Il existe d’anciennes descriptions en Assam et au Punjab qui font penser au HLB. Toutefois, les premiers véritables foyers en vergers de production ont été signalés vers les années 1940 en Chine dans la province de Canton — d’où le nom chinois donné à cette maladie —, puis séparément en Inde dans le Maharashtra au milieu des années 1960 ainsi qu’en Afrique du Sud dans le Transvaal. La maladie préexistait sans doute dans ces régions, mais jusque-là sa transmissibilité par greffe et par insectes piqueurs suceurs n’avait pas encore été démontrée.

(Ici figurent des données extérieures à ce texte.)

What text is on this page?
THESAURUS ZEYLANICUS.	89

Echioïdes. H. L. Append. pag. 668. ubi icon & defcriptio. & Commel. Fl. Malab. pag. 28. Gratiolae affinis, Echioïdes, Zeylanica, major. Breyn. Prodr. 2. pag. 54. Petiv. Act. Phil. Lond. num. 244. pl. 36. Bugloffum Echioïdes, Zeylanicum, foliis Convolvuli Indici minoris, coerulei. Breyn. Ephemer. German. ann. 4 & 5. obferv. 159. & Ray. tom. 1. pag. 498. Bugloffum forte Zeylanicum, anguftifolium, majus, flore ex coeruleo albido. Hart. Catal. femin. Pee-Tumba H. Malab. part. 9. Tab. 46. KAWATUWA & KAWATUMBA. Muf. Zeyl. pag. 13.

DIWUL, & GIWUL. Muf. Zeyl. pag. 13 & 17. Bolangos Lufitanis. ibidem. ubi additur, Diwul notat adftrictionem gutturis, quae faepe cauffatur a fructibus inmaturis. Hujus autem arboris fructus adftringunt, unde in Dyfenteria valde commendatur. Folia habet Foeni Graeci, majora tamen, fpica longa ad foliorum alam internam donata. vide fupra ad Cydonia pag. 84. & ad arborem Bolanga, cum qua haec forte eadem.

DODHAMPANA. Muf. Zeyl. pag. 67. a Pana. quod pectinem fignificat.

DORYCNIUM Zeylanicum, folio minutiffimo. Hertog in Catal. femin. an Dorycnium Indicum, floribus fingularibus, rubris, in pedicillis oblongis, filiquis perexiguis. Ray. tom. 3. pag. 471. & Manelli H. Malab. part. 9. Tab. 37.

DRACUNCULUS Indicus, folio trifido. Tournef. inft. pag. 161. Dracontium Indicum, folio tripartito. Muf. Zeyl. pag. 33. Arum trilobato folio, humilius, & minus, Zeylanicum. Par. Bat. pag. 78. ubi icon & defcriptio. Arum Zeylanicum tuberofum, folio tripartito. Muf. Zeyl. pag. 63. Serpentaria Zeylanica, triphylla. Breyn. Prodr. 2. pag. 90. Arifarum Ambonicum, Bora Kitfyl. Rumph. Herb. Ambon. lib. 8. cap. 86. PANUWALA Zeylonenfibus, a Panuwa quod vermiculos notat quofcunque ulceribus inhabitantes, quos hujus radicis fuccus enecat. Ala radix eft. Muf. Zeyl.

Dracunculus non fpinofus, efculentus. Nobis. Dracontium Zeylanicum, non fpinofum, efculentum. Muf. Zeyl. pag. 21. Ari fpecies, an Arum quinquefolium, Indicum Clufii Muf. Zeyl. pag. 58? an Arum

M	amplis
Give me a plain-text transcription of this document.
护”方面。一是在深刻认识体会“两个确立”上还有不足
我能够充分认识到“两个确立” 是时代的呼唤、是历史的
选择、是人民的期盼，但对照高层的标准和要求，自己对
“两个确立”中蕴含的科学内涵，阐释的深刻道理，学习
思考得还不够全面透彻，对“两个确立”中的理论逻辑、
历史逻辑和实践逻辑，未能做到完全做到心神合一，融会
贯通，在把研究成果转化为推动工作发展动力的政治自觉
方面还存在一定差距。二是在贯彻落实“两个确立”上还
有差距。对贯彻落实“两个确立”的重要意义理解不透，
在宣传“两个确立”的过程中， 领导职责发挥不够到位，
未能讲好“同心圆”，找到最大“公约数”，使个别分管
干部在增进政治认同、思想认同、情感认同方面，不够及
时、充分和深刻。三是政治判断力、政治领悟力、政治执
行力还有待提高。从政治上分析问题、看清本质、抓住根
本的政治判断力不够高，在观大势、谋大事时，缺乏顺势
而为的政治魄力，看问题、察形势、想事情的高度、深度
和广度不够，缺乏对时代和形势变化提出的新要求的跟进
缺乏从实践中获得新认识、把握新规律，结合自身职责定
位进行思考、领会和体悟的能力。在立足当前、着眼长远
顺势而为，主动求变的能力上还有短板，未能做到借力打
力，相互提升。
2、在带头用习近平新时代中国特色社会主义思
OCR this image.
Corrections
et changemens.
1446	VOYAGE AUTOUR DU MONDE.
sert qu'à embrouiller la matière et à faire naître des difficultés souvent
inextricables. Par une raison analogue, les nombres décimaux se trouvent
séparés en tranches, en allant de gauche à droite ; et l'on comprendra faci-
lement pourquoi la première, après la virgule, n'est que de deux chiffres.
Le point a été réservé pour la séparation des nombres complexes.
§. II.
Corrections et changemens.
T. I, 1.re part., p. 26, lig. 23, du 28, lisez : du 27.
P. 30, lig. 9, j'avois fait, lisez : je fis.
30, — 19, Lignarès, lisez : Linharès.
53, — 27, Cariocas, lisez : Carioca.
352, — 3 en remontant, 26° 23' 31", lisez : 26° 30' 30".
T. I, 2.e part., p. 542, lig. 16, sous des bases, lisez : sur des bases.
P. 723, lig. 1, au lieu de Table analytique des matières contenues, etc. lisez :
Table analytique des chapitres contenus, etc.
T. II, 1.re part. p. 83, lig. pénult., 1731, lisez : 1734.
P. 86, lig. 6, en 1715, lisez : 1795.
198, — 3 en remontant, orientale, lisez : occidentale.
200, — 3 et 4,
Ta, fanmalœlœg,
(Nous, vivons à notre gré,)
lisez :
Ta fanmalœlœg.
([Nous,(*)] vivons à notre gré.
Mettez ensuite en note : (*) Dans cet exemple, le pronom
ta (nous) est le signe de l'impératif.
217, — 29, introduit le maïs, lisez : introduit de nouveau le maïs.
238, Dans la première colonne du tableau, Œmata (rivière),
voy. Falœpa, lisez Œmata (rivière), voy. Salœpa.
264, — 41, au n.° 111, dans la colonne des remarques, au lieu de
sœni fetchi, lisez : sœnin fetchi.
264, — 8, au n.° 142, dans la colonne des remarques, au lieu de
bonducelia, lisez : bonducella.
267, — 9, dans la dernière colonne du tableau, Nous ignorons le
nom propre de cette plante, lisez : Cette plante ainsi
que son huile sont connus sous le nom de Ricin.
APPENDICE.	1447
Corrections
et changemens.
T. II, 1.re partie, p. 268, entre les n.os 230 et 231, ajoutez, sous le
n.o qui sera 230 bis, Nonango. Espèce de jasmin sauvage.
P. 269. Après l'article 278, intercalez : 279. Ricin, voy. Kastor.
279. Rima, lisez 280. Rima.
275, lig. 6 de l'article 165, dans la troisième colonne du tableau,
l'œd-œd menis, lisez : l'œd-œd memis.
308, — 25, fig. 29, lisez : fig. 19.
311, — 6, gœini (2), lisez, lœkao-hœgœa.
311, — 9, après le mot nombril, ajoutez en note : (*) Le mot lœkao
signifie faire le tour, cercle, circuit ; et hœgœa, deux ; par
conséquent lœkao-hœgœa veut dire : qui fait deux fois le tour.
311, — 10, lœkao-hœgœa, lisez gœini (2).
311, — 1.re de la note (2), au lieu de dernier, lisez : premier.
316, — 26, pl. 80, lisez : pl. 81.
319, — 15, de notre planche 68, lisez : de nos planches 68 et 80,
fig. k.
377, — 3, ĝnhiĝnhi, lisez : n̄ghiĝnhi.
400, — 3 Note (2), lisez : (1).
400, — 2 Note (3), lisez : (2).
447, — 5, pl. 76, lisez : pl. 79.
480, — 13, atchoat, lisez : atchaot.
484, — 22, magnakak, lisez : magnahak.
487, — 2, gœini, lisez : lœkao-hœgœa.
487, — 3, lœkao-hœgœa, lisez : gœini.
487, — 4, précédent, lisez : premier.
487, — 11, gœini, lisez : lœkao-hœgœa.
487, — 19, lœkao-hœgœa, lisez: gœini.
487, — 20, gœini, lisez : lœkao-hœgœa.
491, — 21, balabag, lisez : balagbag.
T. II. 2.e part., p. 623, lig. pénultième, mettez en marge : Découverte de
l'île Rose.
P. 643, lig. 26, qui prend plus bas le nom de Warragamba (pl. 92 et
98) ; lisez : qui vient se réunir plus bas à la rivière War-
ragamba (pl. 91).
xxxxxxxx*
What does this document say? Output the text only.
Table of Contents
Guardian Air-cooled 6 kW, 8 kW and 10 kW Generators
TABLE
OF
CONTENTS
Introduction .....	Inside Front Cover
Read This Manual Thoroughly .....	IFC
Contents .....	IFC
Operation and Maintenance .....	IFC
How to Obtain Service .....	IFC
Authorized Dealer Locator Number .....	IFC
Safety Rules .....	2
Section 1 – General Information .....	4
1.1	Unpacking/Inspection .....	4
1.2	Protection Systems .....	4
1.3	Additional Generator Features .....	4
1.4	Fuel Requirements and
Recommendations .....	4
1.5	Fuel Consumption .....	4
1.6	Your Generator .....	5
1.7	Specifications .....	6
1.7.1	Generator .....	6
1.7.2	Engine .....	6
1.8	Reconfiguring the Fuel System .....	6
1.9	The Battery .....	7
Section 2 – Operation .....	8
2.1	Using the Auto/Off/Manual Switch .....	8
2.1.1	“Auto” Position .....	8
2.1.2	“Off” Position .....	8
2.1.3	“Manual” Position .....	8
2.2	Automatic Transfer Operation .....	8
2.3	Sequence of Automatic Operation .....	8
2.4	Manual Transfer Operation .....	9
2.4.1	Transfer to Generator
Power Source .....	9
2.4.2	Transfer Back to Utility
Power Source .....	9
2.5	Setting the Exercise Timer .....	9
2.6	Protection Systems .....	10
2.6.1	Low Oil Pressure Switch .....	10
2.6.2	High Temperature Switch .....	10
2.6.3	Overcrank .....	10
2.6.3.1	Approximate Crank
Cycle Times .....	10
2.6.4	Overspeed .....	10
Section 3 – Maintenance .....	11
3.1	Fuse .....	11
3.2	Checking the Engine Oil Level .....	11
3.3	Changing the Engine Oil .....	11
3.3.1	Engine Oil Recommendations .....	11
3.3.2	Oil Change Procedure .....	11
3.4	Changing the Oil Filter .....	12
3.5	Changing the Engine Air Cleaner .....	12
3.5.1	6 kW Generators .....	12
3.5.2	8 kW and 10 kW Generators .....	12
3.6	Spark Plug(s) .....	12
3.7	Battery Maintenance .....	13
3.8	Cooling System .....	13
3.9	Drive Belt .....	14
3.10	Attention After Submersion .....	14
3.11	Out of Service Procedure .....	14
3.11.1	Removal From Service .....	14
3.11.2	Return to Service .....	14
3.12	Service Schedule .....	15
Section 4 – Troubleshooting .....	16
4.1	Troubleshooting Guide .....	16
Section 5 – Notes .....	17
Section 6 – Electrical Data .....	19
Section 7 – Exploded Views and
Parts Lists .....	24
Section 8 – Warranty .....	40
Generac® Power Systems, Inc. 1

Outre sa propagation par greffons ou marcottes, la maladie est disséminée par deux psylles : l’un d’origine asiatique (Diaphorina citri), l’autre d’origine africaine (Trioza erytreae). La transmission par la graine semble difficile, alors que la transmission au champ par contact et soudure de racines est à redouter.

Psylle

S’agit-il de la même maladie en Asie et en Afrique ?

Oui

1) Car les symptômes sont identiques dans les deux cas : marbrures de feuilles, avec asymétrie de part et d’autre de la nervure centrale, fruits également asymétriques, peu colorés, à faible teneur en jus ou en sucres et graines avortées. Leur coloration imparfaite débute autour du pédoncule, alors que sur rameaux sains elle commence à l’opposé vers la partie stylaire.

2) Parce que dans les deux cas, la couronne des arbres atteints affiche des jaunissements et dessèchements de brindilles, avant d’évoluer lentement vers la mort de l’arbre. Pour les sujets plantés sains, mais inoculés en verger par psylles, le dessèchement progresse en général du haut vers le bas par secteurs de couronne et, dès leur cinquième année de plantation, les parcelles infectées perdent toute rentabilité.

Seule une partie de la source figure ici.